Si vous êtes suffisamment impliqués, vous pouvez aussi avoir à aller aider dans des chambres voisines car les chutes ne sont pas rares, les incidents non plus et les personnes immobilisées dans leur chambre et incapables d’autonomie peuvent passer pas mal de temps à appeler en vain. Si vous n’êtes pas loin, forcément vous y allez et il n’est pas rare non plus que vous aidiez une aide-soignante, seule, qui tente de relever une personne âgée. Allez donc soulever un corps inerte, vous m’en direz des nouvelles…
Je ne parle même pas des repas et de la qualité des aliments. On mange mieux chez Flunch que dans la plupart des EHPAD, et les établissements où l’alimentation est meilleure, coûtent au bas mot 3500 à 3800 mensuels si ce n’est pas plus en région parisienne (jusqu’à 5000 et plus). Qui peut payer ça ??
Conclusion
L’expérience dont je parle me concerne, vous l’aurez compris. Le lieu où réside ma vieille mère est un lieux récent et implanté dans un bel environnement. Cela n’empêche pas que les dysfonctionnements posent de réels problèmes et pourtant, la résidence coûte cher.
Hormis le fait que je vive une expérience très répandue (on ne parle même pas de la « gestion » des cas d’Alzheimer), je souhaitais témoigner surtout pour faire réfléchir à la signification d’un certain choix de « gestion des anciens » dans une société. Tout un symbole où l’indifférence, la distance, l’éloignement et une certaine angoisse collective traduisent la déliquescence des véritables valeurs humanistes et, d’après moi, également la fin même d’une civilisation qui atteint sa phase finale de déclin.
Dans un pays comme la France qui n’en finit plus de s’auto proclamer « pays des Droits de l’Homme », on a tous vite fait de vérifier que ces droits étaient bien appliqués mais exclusivement à ceux qui rapporteront des % supplémentaires aux créanciers privés qui mettent progressivement tous les domaines de notre société en mode BU (Business Unit).
La fosse commune ne reviendra vraisemblablement plus car les pieuvres de la financiarisation totale ont ce génie diabolique de transformer la moindre minute de notre vie et de notre mort en autant d’opportunités de profits et de rentes.
Quand on a 20 ans, voire même aujourd’hui 30 ans, on est loin de tout ça. On se dit qu’on fera autrement, que ça ne nous arrivera pas comme ça, qu’on fera ceci ou cela, qu’on saura anticiper, trouver la bonne solution… Erreur mes amis ! Face à la finitude et à la mort, on est tous, sans exception, vraiment égaux. Dans la soie ou dans le drap made in china, dans un EHPAD à 3000 boules mensuels ou un « château » à 5000, entouré de proches sincères ou seul en tenant la main de l’aide-soignante qui vous aura accompagné, on passera tous, SEUL, l’épreuve finale, et bien malin celui qui continue à dire « moi, quand je verrai que, je ferai ceci, je ferai cela ». Nous serons tous comme les enfants… on aura peur, on l’exprimera ou pas, mais on saura qu’on ne peut strictement rien faire.
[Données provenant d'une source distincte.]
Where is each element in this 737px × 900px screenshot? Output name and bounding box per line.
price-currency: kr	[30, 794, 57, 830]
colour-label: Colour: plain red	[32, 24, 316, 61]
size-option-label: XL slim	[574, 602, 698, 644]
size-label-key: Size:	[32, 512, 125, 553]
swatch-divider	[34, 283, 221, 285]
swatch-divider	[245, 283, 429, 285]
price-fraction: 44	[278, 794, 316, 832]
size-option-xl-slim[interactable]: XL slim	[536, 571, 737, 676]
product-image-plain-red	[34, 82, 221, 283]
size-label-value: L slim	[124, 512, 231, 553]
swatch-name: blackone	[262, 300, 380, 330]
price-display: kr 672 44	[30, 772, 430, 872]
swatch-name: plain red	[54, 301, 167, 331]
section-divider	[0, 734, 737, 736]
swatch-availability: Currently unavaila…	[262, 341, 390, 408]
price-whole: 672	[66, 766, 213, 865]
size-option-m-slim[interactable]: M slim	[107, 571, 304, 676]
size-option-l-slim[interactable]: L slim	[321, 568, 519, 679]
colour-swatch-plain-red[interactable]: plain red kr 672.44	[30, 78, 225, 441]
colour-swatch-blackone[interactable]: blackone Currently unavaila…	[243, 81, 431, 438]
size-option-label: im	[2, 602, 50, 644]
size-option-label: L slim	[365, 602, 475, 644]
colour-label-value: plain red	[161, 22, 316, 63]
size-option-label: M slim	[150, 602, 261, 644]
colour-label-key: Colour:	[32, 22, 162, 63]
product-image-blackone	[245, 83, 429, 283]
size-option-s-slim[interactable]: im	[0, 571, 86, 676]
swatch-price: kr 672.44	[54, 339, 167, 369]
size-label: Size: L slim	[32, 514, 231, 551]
Notre modernitude a choisi de parquer les vieux… ayant détruit les solidarités de tous ordres, elle impose aux accompagnants et aux aidants des conditions qui traduisent son véritable état d’esprit.
Ma suggestion finale sera : Faites tout ce que vous pouvez (ou pourrez) pour être proche de celle ou celui qui part. C’est la dernière transmission qu’aucun créancier ne pourra jamais nous enlever. La solidarité n’est pas un mot pour politicien, elle EST l’humanité vraie.